Lithium dependence of glycine transport of wild-type GlyTs and mutant transporters. (A,B) COS7 cells expressing wild-type GlyT2 or GlyT2-E650M (A) or wild-type GlyT1 or GlyT1-M475E (B) were assayed for ³[H]-glycine transport in HBS containing 30 mM NaCl concentration in every point and the indicated increased LiCl concentration up to 150 mM that was reached by isotonic supplementation with choline chloride. ^∗p < 0.05 Mann–Whitney test.

FIGURE 9

Chloride dependence of glycine-induced steady-state currents and glycine transport by wild-type GlyTs and mutant transporters. (A,B) Glycine-induced currents: the membrane voltage of oocytes expressing the indicated transporters was stepped from a holding potential of –60 mV to voltages between –150 to 30 mV in –20 mV increments.
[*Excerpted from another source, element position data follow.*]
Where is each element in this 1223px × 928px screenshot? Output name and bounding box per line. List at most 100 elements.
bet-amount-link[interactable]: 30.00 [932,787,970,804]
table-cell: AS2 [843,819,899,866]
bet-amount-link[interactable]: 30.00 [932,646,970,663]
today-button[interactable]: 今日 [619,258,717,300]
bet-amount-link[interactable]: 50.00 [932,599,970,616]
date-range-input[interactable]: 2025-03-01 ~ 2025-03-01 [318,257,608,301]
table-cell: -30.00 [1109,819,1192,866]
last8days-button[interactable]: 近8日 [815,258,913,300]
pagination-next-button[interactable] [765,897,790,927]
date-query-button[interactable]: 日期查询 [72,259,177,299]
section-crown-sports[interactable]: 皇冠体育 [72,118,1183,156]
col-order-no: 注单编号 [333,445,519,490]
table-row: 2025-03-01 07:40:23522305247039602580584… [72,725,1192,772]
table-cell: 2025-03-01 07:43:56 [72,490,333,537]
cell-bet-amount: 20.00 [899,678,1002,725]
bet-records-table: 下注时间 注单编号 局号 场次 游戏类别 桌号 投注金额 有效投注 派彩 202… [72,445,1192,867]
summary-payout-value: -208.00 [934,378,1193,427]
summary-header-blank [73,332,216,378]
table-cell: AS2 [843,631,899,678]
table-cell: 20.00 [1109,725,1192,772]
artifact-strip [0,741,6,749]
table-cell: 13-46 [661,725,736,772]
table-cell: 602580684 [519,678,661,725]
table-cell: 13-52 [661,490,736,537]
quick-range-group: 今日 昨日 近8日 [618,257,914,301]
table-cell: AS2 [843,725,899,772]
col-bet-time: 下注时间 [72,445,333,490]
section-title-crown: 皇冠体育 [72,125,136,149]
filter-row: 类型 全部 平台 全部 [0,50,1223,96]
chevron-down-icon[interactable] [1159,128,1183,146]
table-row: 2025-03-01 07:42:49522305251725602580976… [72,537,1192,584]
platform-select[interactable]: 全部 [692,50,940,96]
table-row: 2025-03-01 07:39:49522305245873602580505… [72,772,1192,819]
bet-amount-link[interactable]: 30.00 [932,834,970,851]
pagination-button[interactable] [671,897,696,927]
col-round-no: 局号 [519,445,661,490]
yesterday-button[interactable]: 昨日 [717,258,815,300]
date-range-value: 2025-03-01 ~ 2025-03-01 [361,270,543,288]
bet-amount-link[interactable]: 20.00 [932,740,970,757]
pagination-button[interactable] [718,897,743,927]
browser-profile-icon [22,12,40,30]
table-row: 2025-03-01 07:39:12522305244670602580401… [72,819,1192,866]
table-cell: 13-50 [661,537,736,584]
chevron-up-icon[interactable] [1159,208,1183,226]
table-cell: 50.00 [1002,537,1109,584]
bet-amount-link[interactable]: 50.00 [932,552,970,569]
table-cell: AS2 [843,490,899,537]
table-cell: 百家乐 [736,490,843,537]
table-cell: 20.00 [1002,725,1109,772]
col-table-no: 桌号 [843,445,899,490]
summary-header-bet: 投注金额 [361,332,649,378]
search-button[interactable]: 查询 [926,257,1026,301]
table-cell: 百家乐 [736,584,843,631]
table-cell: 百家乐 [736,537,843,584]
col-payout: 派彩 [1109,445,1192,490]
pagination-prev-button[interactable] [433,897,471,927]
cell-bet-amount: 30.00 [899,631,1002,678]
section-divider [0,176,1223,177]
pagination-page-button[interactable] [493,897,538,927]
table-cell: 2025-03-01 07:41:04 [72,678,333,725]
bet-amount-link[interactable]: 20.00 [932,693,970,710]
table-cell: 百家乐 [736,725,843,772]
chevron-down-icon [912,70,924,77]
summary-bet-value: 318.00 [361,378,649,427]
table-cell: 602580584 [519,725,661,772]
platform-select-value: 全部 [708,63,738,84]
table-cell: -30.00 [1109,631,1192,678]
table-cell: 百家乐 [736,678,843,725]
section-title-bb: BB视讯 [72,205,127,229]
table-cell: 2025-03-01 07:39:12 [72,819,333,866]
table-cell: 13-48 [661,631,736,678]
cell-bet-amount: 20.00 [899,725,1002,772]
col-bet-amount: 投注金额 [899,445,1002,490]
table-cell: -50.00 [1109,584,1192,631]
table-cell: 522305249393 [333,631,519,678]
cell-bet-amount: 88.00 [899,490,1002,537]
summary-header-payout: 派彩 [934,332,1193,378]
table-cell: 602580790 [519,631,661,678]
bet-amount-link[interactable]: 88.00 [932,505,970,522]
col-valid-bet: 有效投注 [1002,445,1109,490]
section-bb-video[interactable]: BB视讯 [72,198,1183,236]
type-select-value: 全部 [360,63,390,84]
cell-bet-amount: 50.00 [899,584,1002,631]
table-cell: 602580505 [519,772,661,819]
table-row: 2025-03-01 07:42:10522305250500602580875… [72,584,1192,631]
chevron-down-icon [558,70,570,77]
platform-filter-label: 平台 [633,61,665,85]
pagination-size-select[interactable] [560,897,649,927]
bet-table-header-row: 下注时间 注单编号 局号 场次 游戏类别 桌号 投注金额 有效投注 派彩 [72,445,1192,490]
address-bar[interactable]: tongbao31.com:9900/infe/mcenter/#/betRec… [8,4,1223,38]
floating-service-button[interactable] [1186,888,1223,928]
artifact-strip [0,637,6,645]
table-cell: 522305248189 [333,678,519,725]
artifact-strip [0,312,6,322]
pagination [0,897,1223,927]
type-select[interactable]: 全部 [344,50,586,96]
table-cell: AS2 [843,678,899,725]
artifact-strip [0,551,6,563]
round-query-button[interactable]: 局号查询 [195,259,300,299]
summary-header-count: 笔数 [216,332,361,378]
Currents in 100 mM NaCl recording solution (A) or in chloride-free solution (described in material and methods) (B) were subtracted from those in the same medium supplemented with 1 mM Gly. At each potential glycine-induced currents were averaged and normalized to those at –150 mV. (C,D) COS7 cells expressing the indicated transporters were assayed for glycine transport in the presence of increasing extracellular NaCl concentrations (isotonic substitution by sodium gluconate). Control glycine transport by wild-type GlyT2 and GlyT1 was 3.3 ± 0.3 and 2.6 ± 0.3 nmol glycine/mg protein/10 min, respectively. Representative experiments are shown repeated at least in three separated experiments performed in quadruplicate. Experimental data were fitted to the Michaelis–Menten equation.